China’s economy will slow this quarter. Surging power costs, the breakdown of massive property developer Evergrande, and general economic dysfunction globally, will all contribute to China scoring just 5.1 percent growth this quarter (down from 7.9 percent the previous quarter). Car sales in China have fallen 20 percent over the last year, indicating pressures confronting better off sections of the working class and its middle class.
The collective mess (energy prices, supply-chain disruptions, food prices, declining industrial output, etc.) spells danger for global capitalism.
The rise of inflation comes as workers in most corners of the globe have sought to challenge their employers. In the US a number of significant strikes, labor actions, and “no-votes” on sell-out contracts have occurred. In particular, 10,000 workers at John Deere just overwhelmingly voted down a concessions contract which the United Auto Workers (UAW) tried to foist on them.
While the wealth of the global financial oligarchy is at all-time highs, evading taxation as it pleases (See: ‘Pandora Papers’ points to major tax evasion… ), workers from all countries are stuck in the tightening grip of inflation. Energy and food prices disproportionately affect the poor, because they spend a larger share of their income on them.
The reasons behind high energy prices and the reasons behind the global supply dysfunction
point back to one thing, the inherent anarchy of the capitalist economy.
The IEA has warned for several years on the mismatch between global energy investment and global energy demand. Even before the onset of COVID-19, the agency urged governments to support measures to dramatically enhance investments, particularly in renewables.
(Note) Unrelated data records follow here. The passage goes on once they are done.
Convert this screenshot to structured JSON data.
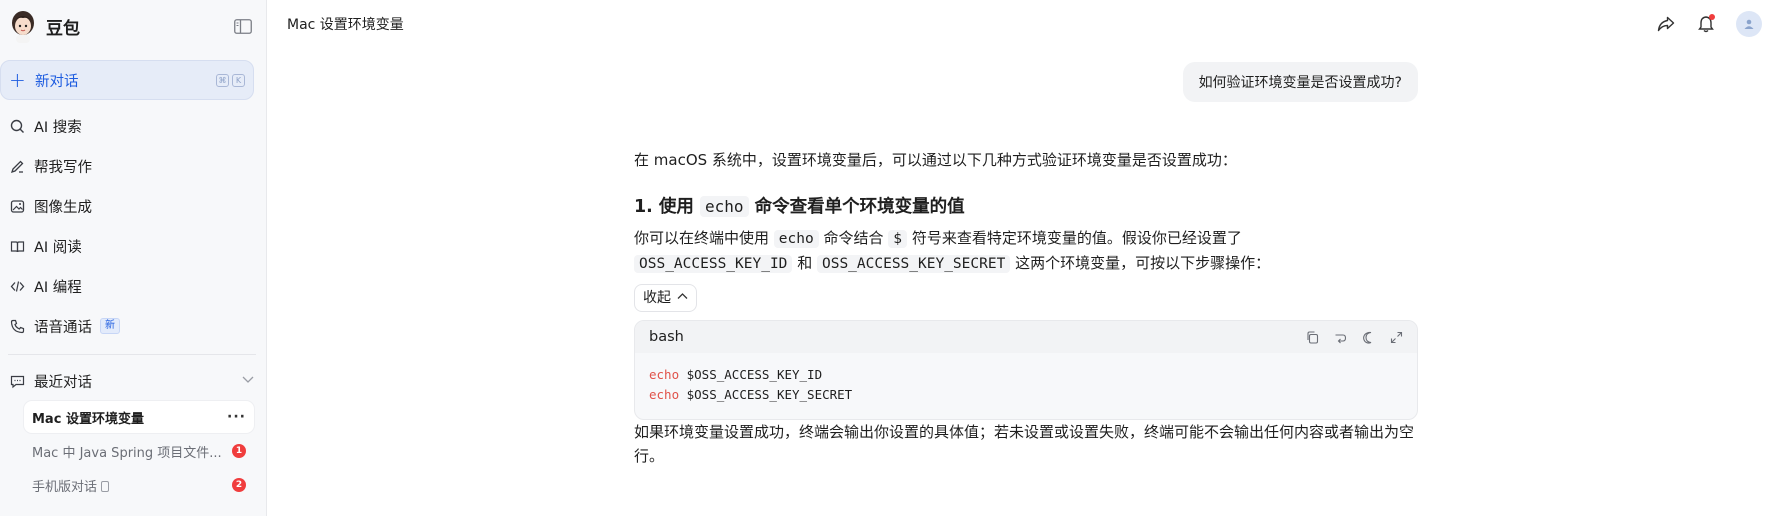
{
  "sidebar": {
    "brand": "豆包",
    "new_chat": {
      "label": "新对话",
      "shortcut": [
        "⌘",
        "K"
      ]
    },
    "nav": [
      {
        "label": "AI 搜索",
        "icon": "search-icon"
      },
      {
        "label": "帮我写作",
        "icon": "pen-icon"
      },
      {
        "label": "图像生成",
        "icon": "image-icon"
      },
      {
        "label": "AI 阅读",
        "icon": "book-icon"
      },
      {
        "label": "AI 编程",
        "icon": "code-icon"
      },
      {
        "label": "语音通话",
        "icon": "phone-icon",
        "badge": "新"
      }
    ],
    "recent": {
      "label": "最近对话",
      "items": [
        {
          "title": "Mac 设置环境变量",
          "active": true
        },
        {
          "title": "Mac 中 Java Spring 项目文件...",
          "count": "1"
        },
        {
          "title": "手机版对话",
          "count": "2"
        }
      ]
    }
  },
  "header": {
    "title": "Mac 设置环境变量"
  },
  "chat": {
    "user_message": "如何验证环境变量是否设置成功?",
    "intro": "在 macOS 系统中，设置环境变量后，可以通过以下几种方式验证环境变量是否设置成功：",
    "section1": {
      "prefix": "1. 使用",
      "code": "echo",
      "suffix": "命令查看单个环境变量的值"
    },
    "para1": {
      "t1": "你可以在终端中使用",
      "c1": "echo",
      "t2": "命令结合",
      "c2": "$",
      "t3": "符号来查看特定环境变量的值。假设你已经设置了",
      "c3": "OSS_ACCESS_KEY_ID",
      "t4": "和",
      "c4": "OSS_ACCESS_KEY_SECRET",
      "t5": "这两个环境变量，可按以下步骤操作："
    },
    "collapse_label": "收起",
    "code_block": {
      "lang": "bash",
      "lines": [
        {
          "kw": "echo",
          "rest": " $OSS_ACCESS_KEY_ID"
        },
        {
          "kw": "echo",
          "rest": " $OSS_ACCESS_KEY_SECRET"
        }
      ]
    },
    "after": "如果环境变量设置成功，终端会输出你设置的具体值；若未设置或设置失败，终端可能不会输出任何内容或者输出为空行。"
  },
  "colors": {
    "accent": "#1d5ce0",
    "badge_red": "#f03d3d",
    "keyword": "#e0524a"
  }
}
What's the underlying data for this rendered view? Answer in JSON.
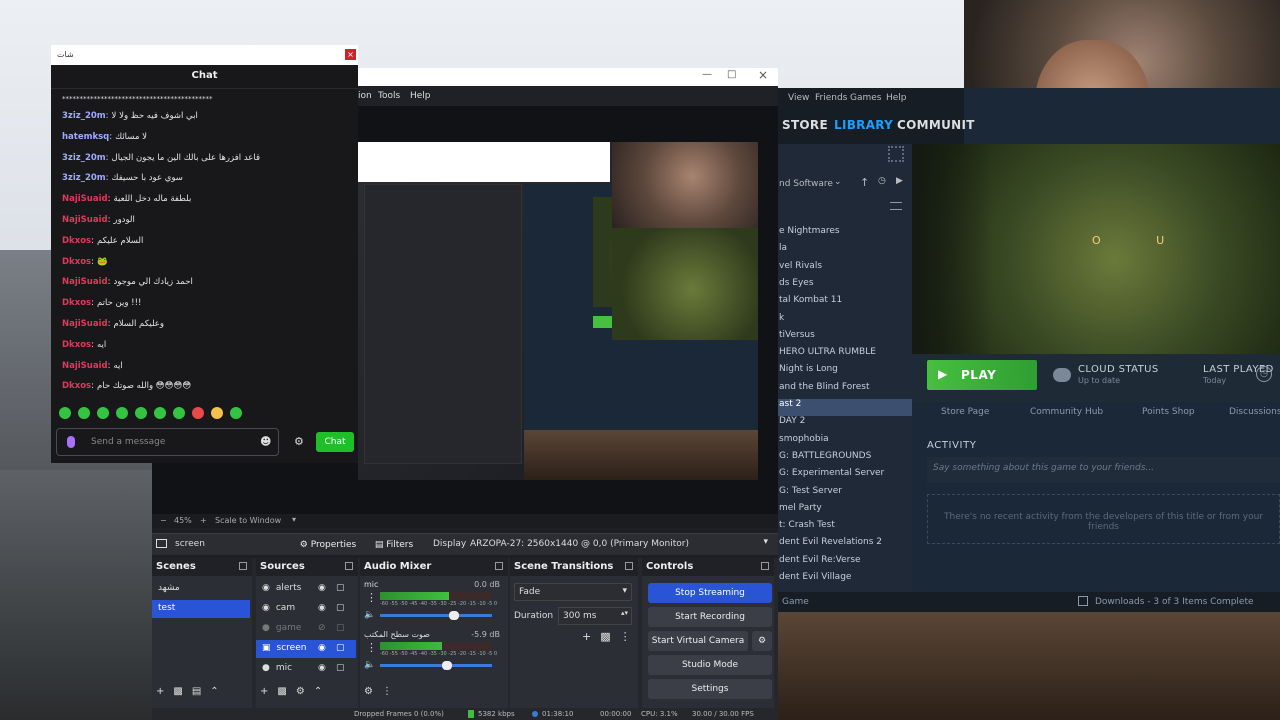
{
  "chat": {
    "window_title": "شات",
    "header": "Chat",
    "separator_line": "*******************************************",
    "messages": [
      {
        "user": "3ziz_20m",
        "user_color": "#9fa9ff",
        "text": "ابي اشوف فيه حظ ولا لا"
      },
      {
        "user": "hatemksq",
        "user_color": "#9fa9ff",
        "text": "لا مسائك"
      },
      {
        "user": "3ziz_20m",
        "user_color": "#9fa9ff",
        "text": "قاعد افزرها على بالك الين ما يجون الجيال"
      },
      {
        "user": "3ziz_20m",
        "user_color": "#9fa9ff",
        "text": "سوي عود با حسيفك"
      },
      {
        "user": "NajiSuaid",
        "user_color": "#e0395c",
        "text": "بلطفة ماله دخل اللعبة"
      },
      {
        "user": "NajiSuaid",
        "user_color": "#e0395c",
        "text": "الودور"
      },
      {
        "user": "Dkxos",
        "user_color": "#e0395c",
        "text": "السلام عليكم"
      },
      {
        "user": "Dkxos",
        "user_color": "#e0395c",
        "text": "🐸"
      },
      {
        "user": "NajiSuaid",
        "user_color": "#e0395c",
        "text": "احمد زيادك الي موجود"
      },
      {
        "user": "Dkxos",
        "user_color": "#e0395c",
        "text": "وين حاتم !!!"
      },
      {
        "user": "NajiSuaid",
        "user_color": "#e0395c",
        "text": "وعليكم السلام"
      },
      {
        "user": "Dkxos",
        "user_color": "#e0395c",
        "text": "ايه"
      },
      {
        "user": "NajiSuaid",
        "user_color": "#e0395c",
        "text": "ايه"
      },
      {
        "user": "Dkxos",
        "user_color": "#e0395c",
        "text": "والله صوتك حام 😳😳😳😳"
      }
    ],
    "input_placeholder": "Send a message",
    "send_label": "Chat"
  },
  "obs": {
    "menu": {
      "tools": "Tools",
      "help": "Help",
      "view_fragment": "ion"
    },
    "status_zoom": "45%",
    "scale_label": "Scale to Window",
    "context": {
      "source_name": "screen",
      "properties": "Properties",
      "filters": "Filters",
      "display_label": "Display",
      "display_value": "ARZOPA-27: 2560x1440 @ 0,0 (Primary Monitor)"
    },
    "scenes": {
      "title": "Scenes",
      "items": [
        "مشهد",
        "test"
      ],
      "selected": 1
    },
    "sources": {
      "title": "Sources",
      "items": [
        "alerts",
        "cam",
        "game",
        "screen",
        "mic"
      ],
      "selected": 3
    },
    "audio": {
      "title": "Audio Mixer",
      "channels": [
        {
          "name": "mic",
          "db": "0.0 dB",
          "level": 0.62
        },
        {
          "name": "صوت سطح المكتب",
          "db": "-5.9 dB",
          "level": 0.55
        }
      ],
      "ticks": "-60 -55 -50 -45 -40 -35 -30 -25 -20 -15 -10 -5 0"
    },
    "transitions": {
      "title": "Scene Transitions",
      "type": "Fade",
      "duration_label": "Duration",
      "duration_value": "300 ms"
    },
    "controls": {
      "title": "Controls",
      "stop_streaming": "Stop Streaming",
      "start_recording": "Start Recording",
      "start_virtual_camera": "Start Virtual Camera",
      "studio_mode": "Studio Mode",
      "settings": "Settings"
    },
    "statusbar": {
      "dropped": "Dropped Frames 0 (0.0%)",
      "kbps": "5382 kbps",
      "live": "01:38:10",
      "rec": "00:00:00",
      "cpu": "CPU: 3.1%",
      "fps": "30.00 / 30.00 FPS"
    }
  },
  "steam": {
    "menu": [
      "View",
      "Friends",
      "Games",
      "Help"
    ],
    "nav": [
      "STORE",
      "LIBRARY",
      "COMMUNIT"
    ],
    "filter_label": "nd Software",
    "games": [
      "e Nightmares",
      "la",
      "vel Rivals",
      "ds Eyes",
      "tal Kombat 11",
      "k",
      "tiVersus",
      "HERO ULTRA RUMBLE",
      "Night is Long",
      "and the Blind Forest",
      "ast 2",
      "DAY 2",
      "smophobia",
      "G: BATTLEGROUNDS",
      "G: Experimental Server",
      "G: Test Server",
      "mel Party",
      "t: Crash Test",
      "dent Evil Revelations 2",
      "dent Evil Re:Verse",
      "dent Evil Village"
    ],
    "selected_game": 10,
    "play_label": "PLAY",
    "cloud_status": "CLOUD STATUS",
    "cloud_sub": "Up to date",
    "last_played": "LAST PLAYED",
    "last_played_sub": "Today",
    "tabs": [
      "Store Page",
      "Community Hub",
      "Points Shop",
      "Discussions"
    ],
    "activity_title": "ACTIVITY",
    "activity_placeholder": "Say something about this game to your friends...",
    "no_recent": "There's no recent activity from the developers of this title or from your friends",
    "footer_left": "Game",
    "downloads": "Downloads - 3 of 3 Items Complete",
    "hero_letters": "O U"
  },
  "colors": {
    "steam_play": "#47bf3f",
    "twitch_green": "#1fbf2a",
    "obs_selected": "#2a54d6",
    "steam_selected": "#3d4f6e"
  }
}
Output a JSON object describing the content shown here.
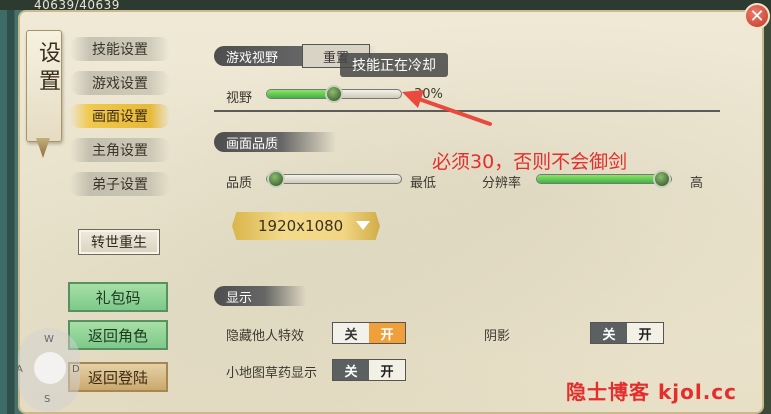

However, locked in competition and driven by short-term decisions, it is impossible for global energy companies to rationally plan their future. COVID-19 only made worse these pre-existing problems.
Another cause of rising energy prices has been extreme weather events, such as the heavy rains in China and Hurricane Ida. However, such events are the predictable, increasing outcome of climate change, something capitalist politicians have no intention of seriously combatting.
Of course, the other great cause, COVID-19 and its ongoing devastation, is likewise the product of the capitalist system. While a known, science-based plan exists to eradicate the virus, governments throughout the world are giving up on any plan to significantly slow, let alone stop, the spread of the virus. A systematic global effort to eliminate the virus could succeed in a matter of weeks, but the capitalist press, in its profit-driven, nationalist logic denies the very possibility of doing so, suggesting everyone “live with the virus.”
A chief investment officer at Crossman Global Investments told CNBC that he did not expect inflation to be going away any time soon. He stated, “Hopefully, we start solving our supply shortage problem. But when the dust settles, inflation is not going back to zero to 2 [percent] where it was for the last decade.”
This same fear motivated the International Monetary Fund (IMF) to warns the US Fed and other central banks to prepare plans to deal with extreme inflation. They said that there was “high uncertainty” around the issue and urged central banks to begin easing unprecedented injections of cash into global financial markets.
On Wednesday, the Fed responded, suggesting it would begin to draw back its monthly $80 billion injections into financial markets during November. However, such a move threatens to disrupt the mechanisms which keep US markets afloat—risking the bursting of any number of new toxic debt bubbles that have emerged since the 2008 financial crisis.